Über den vermeintlich sensationellen Fund des urzeitlichen Riesen wurde landesweit berichtet. Das Kalkül ging auf, zahlreiche Schaulustige anzulocken, die gegen Entgelt einen Blick auf den Giganten werfen durften. Obwohl die Figur bald als Fälschung entlarvt wurde, entstand eine Eigendynamik rund um die Geschichte des Riesen, die selbst Forscher dazu verleitete, auf der Basis des Schwindels Theorien über die Frühzeit der USA zu entwickeln.
Der 1957 in New York geborene Tony Oursler recherchierte die Geschichte und ihre Hintergründe und schuf aus den Ergebnissen eine multimediale Installation, welche historische Fakten mit eigens hergestellten Artefakten in einer bühnenartigen Theater- und Schaustellerästhetik verbindet. Sie entführt das Publikum in eine fantastische Welt voller illusionistischer Tricks, der man sich ähnlich einem Kuriositätenkabinett mit einem wohligen Schaudern hingibt. Die Vermischung von historischer Recherche, wissenschaftlichen Fakten, gezieltem Schwindel und Verführung der Massen ist uns inzwischen nur allzu vertraut.
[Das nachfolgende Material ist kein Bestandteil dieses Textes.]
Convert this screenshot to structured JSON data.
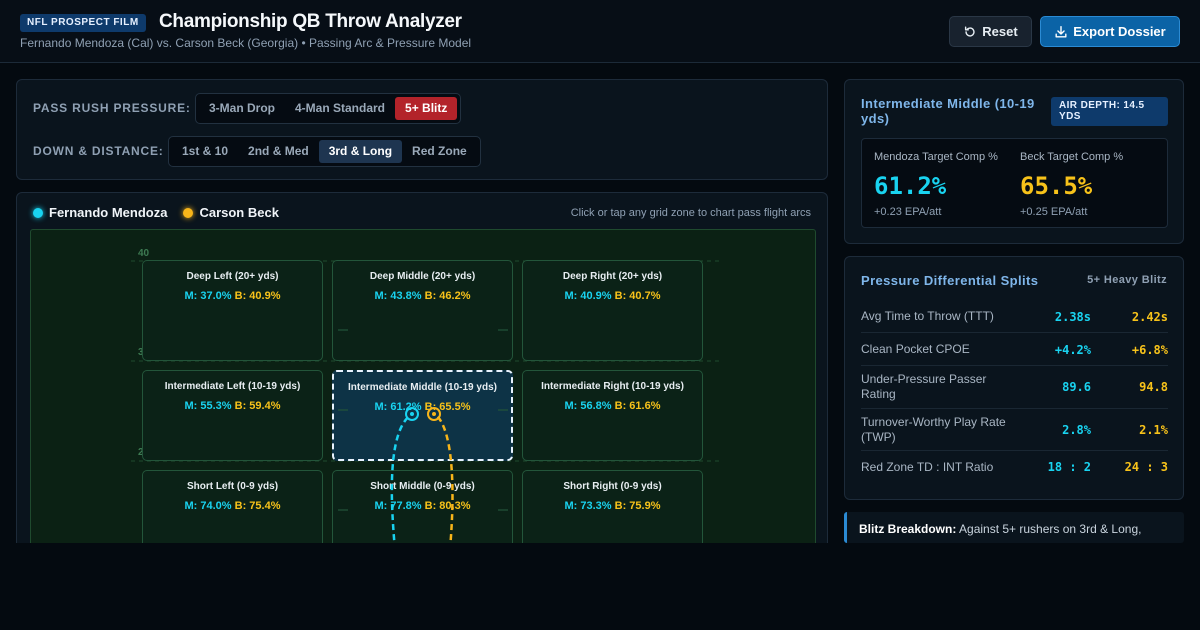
{
  "header": {
    "badge": "NFL PROSPECT FILM",
    "title": "Championship QB Throw Analyzer",
    "subtitle": "Fernando Mendoza (Cal) vs. Carson Beck (Georgia) • Passing Arc & Pressure Model",
    "reset_label": "Reset",
    "export_label": "Export Dossier"
  },
  "controls": {
    "pressure_label": "PASS RUSH PRESSURE:",
    "pressure_options": [
      "3-Man Drop",
      "4-Man Standard",
      "5+ Blitz"
    ],
    "pressure_selected": "5+ Blitz",
    "down_label": "DOWN & DISTANCE:",
    "down_options": [
      "1st & 10",
      "2nd & Med",
      "3rd & Long",
      "Red Zone"
    ],
    "down_selected": "3rd & Long"
  },
  "field": {
    "legend_m": "Fernando Mendoza",
    "legend_b": "Carson Beck",
    "hint": "Click or tap any grid zone to chart pass flight arcs",
    "yard_numbers": [
      "40",
      "30",
      "20"
    ],
    "zones": [
      {
        "name": "Deep Left (20+ yds)",
        "m": "M: 37.0%",
        "b": "B: 40.9%"
      },
      {
        "name": "Deep Middle (20+ yds)",
        "m": "M: 43.8%",
        "b": "B: 46.2%"
      },
      {
        "name": "Deep Right (20+ yds)",
        "m": "M: 40.9%",
        "b": "B: 40.7%"
      },
      {
        "name": "Intermediate Left (10-19 yds)",
        "m": "M: 55.3%",
        "b": "B: 59.4%"
      },
      {
        "name": "Intermediate Middle (10-19 yds)",
        "m": "M: 61.2%",
        "b": "B: 65.5%"
      },
      {
        "name": "Intermediate Right (10-19 yds)",
        "m": "M: 56.8%",
        "b": "B: 61.6%"
      },
      {
        "name": "Short Left (0-9 yds)",
        "m": "M: 74.0%",
        "b": "B: 75.4%"
      },
      {
        "name": "Short Middle (0-9 yds)",
        "m": "M: 77.8%",
        "b": "B: 80.3%"
      },
      {
        "name": "Short Right (0-9 yds)",
        "m": "M: 73.3%",
        "b": "B: 75.9%"
      }
    ],
    "selected_zone": "Intermediate Middle (10-19 yds)"
  },
  "detail": {
    "title": "Intermediate Middle (10-19 yds)",
    "depth_badge": "AIR DEPTH: 14.5 YDS",
    "m_label": "Mendoza Target Comp %",
    "m_value": "61.2%",
    "m_epa": "+0.23 EPA/att",
    "b_label": "Beck Target Comp %",
    "b_value": "65.5%",
    "b_epa": "+0.25 EPA/att"
  },
  "splits": {
    "title": "Pressure Differential Splits",
    "tag": "5+ Heavy Blitz",
    "rows": [
      {
        "label": "Avg Time to Throw (TTT)",
        "m": "2.38s",
        "b": "2.42s"
      },
      {
        "label": "Clean Pocket CPOE",
        "m": "+4.2%",
        "b": "+6.8%"
      },
      {
        "label": "Under-Pressure Passer Rating",
        "m": "89.6",
        "b": "94.8"
      },
      {
        "label": "Turnover-Worthy Play Rate (TWP)",
        "m": "2.8%",
        "b": "2.1%"
      },
      {
        "label": "Red Zone TD : INT Ratio",
        "m": "18 : 2",
        "b": "24 : 3"
      }
    ]
  },
  "note": {
    "lead": "Blitz Breakdown:",
    "text": "Against 5+ rushers on 3rd & Long,"
  },
  "colors": {
    "mendoza": "#19d3f0",
    "beck": "#f7b51a",
    "blitz": "#b3232a",
    "accent": "#0b63a6"
  }
}
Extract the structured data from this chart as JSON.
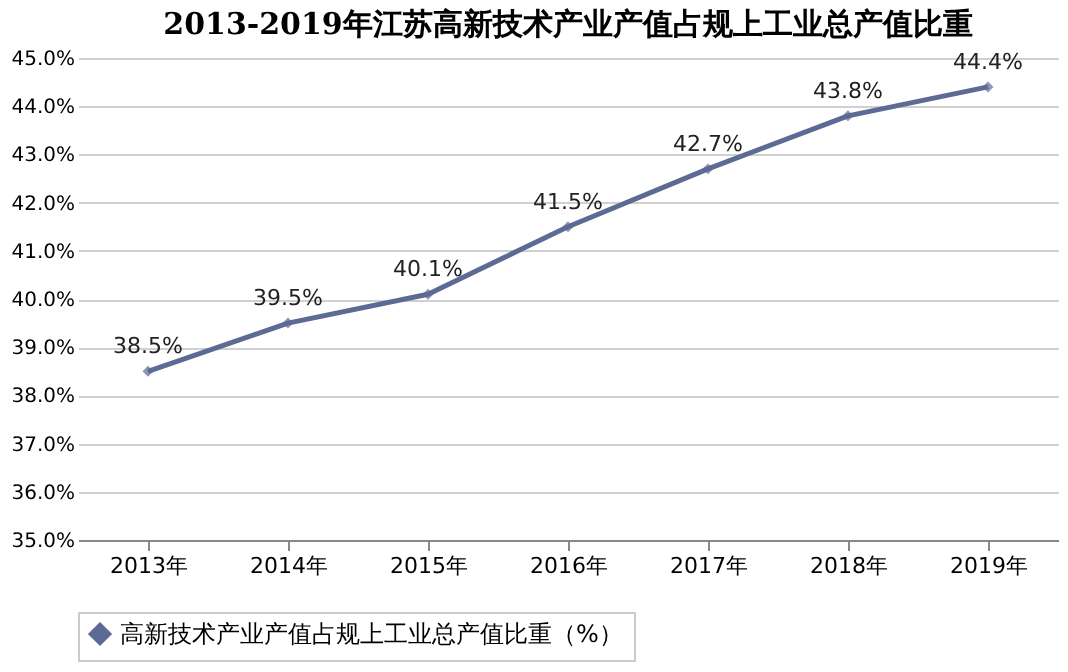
{
  "chart_data": {
    "type": "line",
    "title": "2013-2019年江苏高新技术产业产值占规上工业总产值比重",
    "categories": [
      "2013年",
      "2014年",
      "2015年",
      "2016年",
      "2017年",
      "2018年",
      "2019年"
    ],
    "series": [
      {
        "name": "高新技术产业产值占规上工业总产值比重（%）",
        "color": "#5d6a94",
        "values": [
          38.5,
          39.5,
          40.1,
          41.5,
          42.7,
          43.8,
          44.4
        ],
        "value_labels": [
          "38.5%",
          "39.5%",
          "40.1%",
          "41.5%",
          "42.7%",
          "43.8%",
          "44.4%"
        ]
      }
    ],
    "ylim": [
      35,
      45
    ],
    "yticks": [
      {
        "value": 35,
        "label": "35.0%"
      },
      {
        "value": 36,
        "label": "36.0%"
      },
      {
        "value": 37,
        "label": "37.0%"
      },
      {
        "value": 38,
        "label": "38.0%"
      },
      {
        "value": 39,
        "label": "39.0%"
      },
      {
        "value": 40,
        "label": "40.0%"
      },
      {
        "value": 41,
        "label": "41.0%"
      },
      {
        "value": 42,
        "label": "42.0%"
      },
      {
        "value": 43,
        "label": "43.0%"
      },
      {
        "value": 44,
        "label": "44.0%"
      },
      {
        "value": 45,
        "label": "45.0%"
      }
    ],
    "grid": "y",
    "legend": "bottom",
    "marker": "diamond",
    "line_style": "solid"
  }
}
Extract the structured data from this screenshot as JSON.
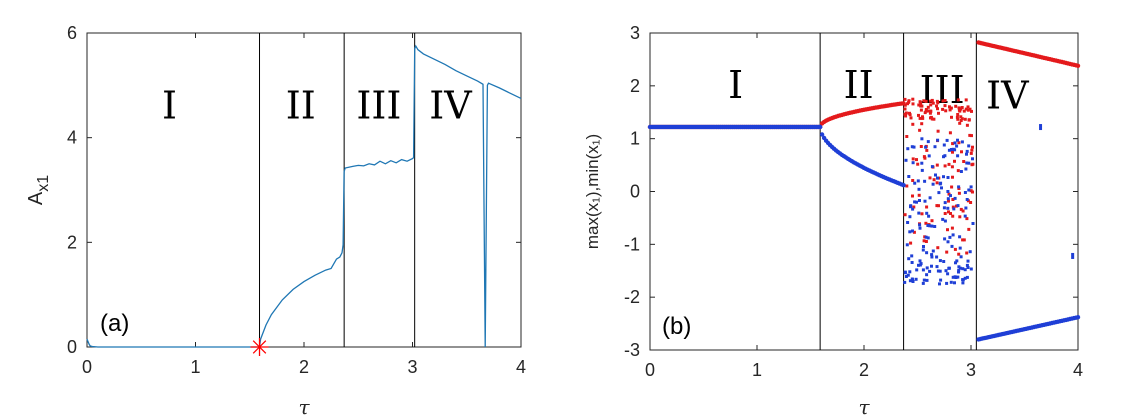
{
  "chart_data": [
    {
      "type": "line",
      "panel_label": "(a)",
      "xlabel": "τ",
      "ylabel": {
        "base": "A",
        "sub": "x1"
      },
      "xlim": [
        0,
        4
      ],
      "ylim": [
        0,
        6
      ],
      "xticks": [
        "0",
        "1",
        "2",
        "3",
        "4"
      ],
      "yticks": [
        "0",
        "2",
        "4",
        "6"
      ],
      "boundaries": [
        1.59,
        2.37,
        3.02
      ],
      "regions": [
        {
          "label": "I",
          "x": 0.76,
          "y": 4.6
        },
        {
          "label": "II",
          "x": 1.97,
          "y": 4.6
        },
        {
          "label": "III",
          "x": 2.69,
          "y": 4.6
        },
        {
          "label": "IV",
          "x": 3.35,
          "y": 4.6
        }
      ],
      "series": [
        {
          "color": "#1f77b4",
          "x": [
            0,
            0.01,
            0.02,
            0.03,
            0.05,
            0.1,
            0.3,
            0.6,
            1.0,
            1.3,
            1.5,
            1.59,
            1.6,
            1.65,
            1.7,
            1.8,
            1.9,
            2.0,
            2.1,
            2.2,
            2.25,
            2.3,
            2.33,
            2.35,
            2.36,
            2.37,
            2.38,
            2.45,
            2.5,
            2.55,
            2.6,
            2.65,
            2.7,
            2.75,
            2.8,
            2.85,
            2.9,
            2.95,
            3.0,
            3.01,
            3.02,
            3.03,
            3.05,
            3.1,
            3.2,
            3.3,
            3.4,
            3.5,
            3.6,
            3.65,
            3.66,
            3.67,
            3.68,
            3.69,
            3.7,
            3.8,
            3.9,
            4.0
          ],
          "y": [
            0.15,
            0.1,
            0.05,
            0.02,
            0.01,
            0.0,
            0.0,
            0.0,
            0.0,
            0.0,
            0.0,
            0.0,
            0.15,
            0.42,
            0.62,
            0.9,
            1.1,
            1.25,
            1.37,
            1.47,
            1.5,
            1.68,
            1.72,
            1.8,
            1.95,
            3.35,
            3.42,
            3.45,
            3.47,
            3.46,
            3.5,
            3.48,
            3.55,
            3.5,
            3.56,
            3.52,
            3.58,
            3.55,
            3.6,
            3.62,
            5.7,
            5.75,
            5.68,
            5.6,
            5.5,
            5.4,
            5.28,
            5.18,
            5.08,
            5.02,
            2.5,
            0.0,
            2.5,
            5.0,
            5.04,
            4.95,
            4.85,
            4.75
          ],
          "marker": {
            "x": 1.59,
            "y": 0.0,
            "symbol": "asterisk",
            "color": "#ff0000"
          }
        }
      ]
    },
    {
      "type": "scatter",
      "panel_label": "(b)",
      "xlabel": "τ",
      "ylabel": "max(x₁),min(x₁)",
      "xlim": [
        0,
        4
      ],
      "ylim": [
        -3,
        3
      ],
      "xticks": [
        "0",
        "1",
        "2",
        "3",
        "4"
      ],
      "yticks": [
        "-3",
        "-2",
        "-1",
        "0",
        "1",
        "2",
        "3"
      ],
      "boundaries": [
        1.59,
        2.37,
        3.05
      ],
      "regions": [
        {
          "label": "I",
          "x": 0.8,
          "y": 2.0
        },
        {
          "label": "II",
          "x": 1.95,
          "y": 2.0
        },
        {
          "label": "III",
          "x": 2.73,
          "y": 1.9
        },
        {
          "label": "IV",
          "x": 3.34,
          "y": 1.8
        }
      ],
      "series": [
        {
          "name_hidden": "max",
          "color": "#e41a1c",
          "segments": [
            {
              "x_from": 0.0,
              "x_to": 1.59,
              "y_from": 1.22,
              "y_to": 1.22
            },
            {
              "x_from": 1.59,
              "x_to": 2.37,
              "fn": "upper_branch"
            },
            {
              "x_from": 3.07,
              "x_to": 4.0,
              "y_from": 2.82,
              "y_to": 2.38
            }
          ],
          "chaotic_band": {
            "x_from": 2.38,
            "x_to": 3.02,
            "y_from": -1.2,
            "y_to": 1.75
          }
        },
        {
          "name_hidden": "min",
          "color": "#1f3fd6",
          "segments": [
            {
              "x_from": 0.0,
              "x_to": 1.59,
              "y_from": 1.22,
              "y_to": 1.22
            },
            {
              "x_from": 1.59,
              "x_to": 2.37,
              "fn": "lower_branch"
            },
            {
              "x_from": 3.07,
              "x_to": 4.0,
              "y_from": -2.8,
              "y_to": -2.38
            }
          ],
          "chaotic_band": {
            "x_from": 2.38,
            "x_to": 3.02,
            "y_from": -1.75,
            "y_to": 1.05
          },
          "isolated_points": [
            {
              "x": 3.65,
              "y": 1.22
            },
            {
              "x": 3.95,
              "y": -1.22
            }
          ]
        }
      ]
    }
  ]
}
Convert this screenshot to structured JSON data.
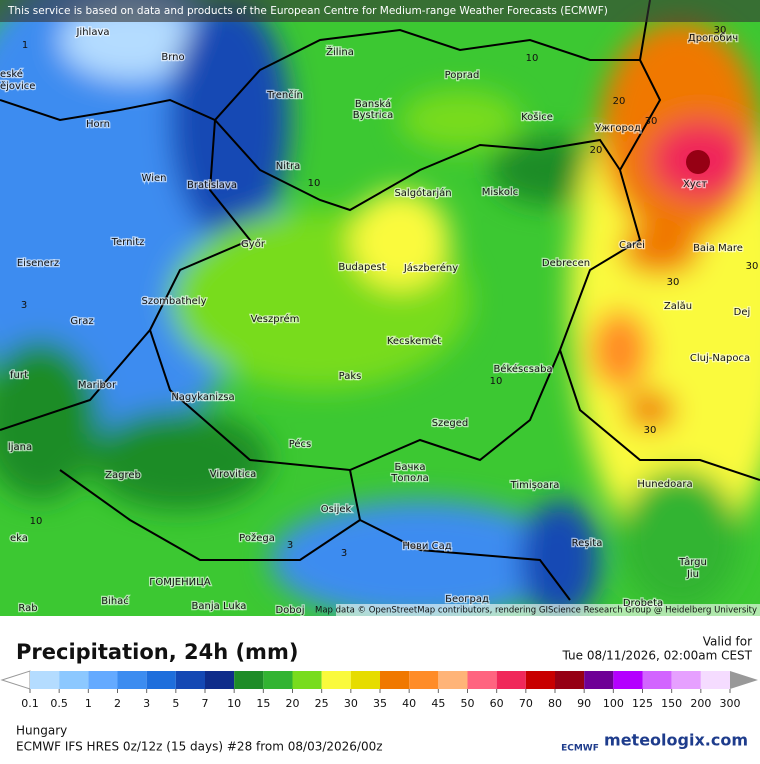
{
  "banner": "This service is based on data and products of the European Centre for Medium-range Weather Forecasts (ECMWF)",
  "map": {
    "cities": [
      "Jihlava",
      "Brno",
      "eské",
      "ějovice",
      "Žilina",
      "Дрогобич",
      "Poprad",
      "Trenčín",
      "Banská",
      "Bystrica",
      "Košice",
      "Ужгород",
      "Horn",
      "Nitra",
      "Хуст",
      "Wien",
      "Bratislava",
      "Salgótarján",
      "Miskolc",
      "Győr",
      "Ternitz",
      "Carei",
      "Baia Mare",
      "Eisenerz",
      "Budapest",
      "Jászberény",
      "Debrecen",
      "Szombathely",
      "Graz",
      "Veszprém",
      "Zalău",
      "Dej",
      "Kecskemét",
      "Cluj-Napoca",
      "furt",
      "Paks",
      "Békéscsaba",
      "Maribor",
      "Nagykanizsa",
      "Szeged",
      "ljana",
      "Pécs",
      "Бачка",
      "Топола",
      "Virovitica",
      "Zagreb",
      "Timișoara",
      "Hunedoara",
      "Osijek",
      "eka",
      "Požega",
      "Нови Сад",
      "Reșita",
      "Târgu",
      "Jiu",
      "ГОМЈЕНИЦА",
      "Banja Luka",
      "Doboj",
      "Bihać",
      "Rab",
      "Београд",
      "Drobeta"
    ],
    "contour_labels": [
      "1",
      "10",
      "20",
      "30",
      "30",
      "20",
      "10",
      "30",
      "10",
      "30",
      "3",
      "10",
      "3",
      "3",
      "30"
    ],
    "attribution": "Map data © OpenStreetMap contributors, rendering GIScience Research Group @ Heidelberg University"
  },
  "title": "Precipitation, 24h (mm)",
  "valid_label": "Valid for",
  "valid_time": "Tue 08/11/2026, 02:00am CEST",
  "legend": {
    "ticks": [
      0.1,
      0.5,
      1,
      2,
      3,
      5,
      7,
      10,
      15,
      20,
      25,
      30,
      35,
      40,
      45,
      50,
      60,
      70,
      80,
      90,
      100,
      125,
      150,
      200,
      300
    ],
    "colors": [
      "#b4dcff",
      "#8cc8ff",
      "#64aaff",
      "#3c8cf0",
      "#1e6edc",
      "#1448b4",
      "#0f2c8a",
      "#1e8c28",
      "#32b432",
      "#78dc1e",
      "#fafa3c",
      "#e6dc00",
      "#f07800",
      "#ff8c28",
      "#ffb478",
      "#ff6480",
      "#f0285a",
      "#c80000",
      "#960014",
      "#6e0096",
      "#b400ff",
      "#d264ff",
      "#e6a0ff",
      "#f5dcff",
      "#dcdcdc"
    ]
  },
  "region": "Hungary",
  "model": "ECMWF IFS HRES 0z/12z (15 days) #28 from  08/03/2026/00z",
  "logos": [
    "ECMWF",
    "meteologix.com"
  ]
}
Glaubenskrisen, Fake News und Verschwörungstheorien sind omnipräsent und die Rolle der (sozialen) Medien ein wichtiger Faktor für den Erfolg betrügerischer Geschäfte.
Der international bekannte Videokünstler Oursler schuf mit seiner Aneignung des Cardiff Giants eine ebenso unterhaltsame wie abgründige Parabel über Doppelmoral und den Vertrauensverlust in die grosse westliche Erzählung von Wissenschaft und Fortschritt.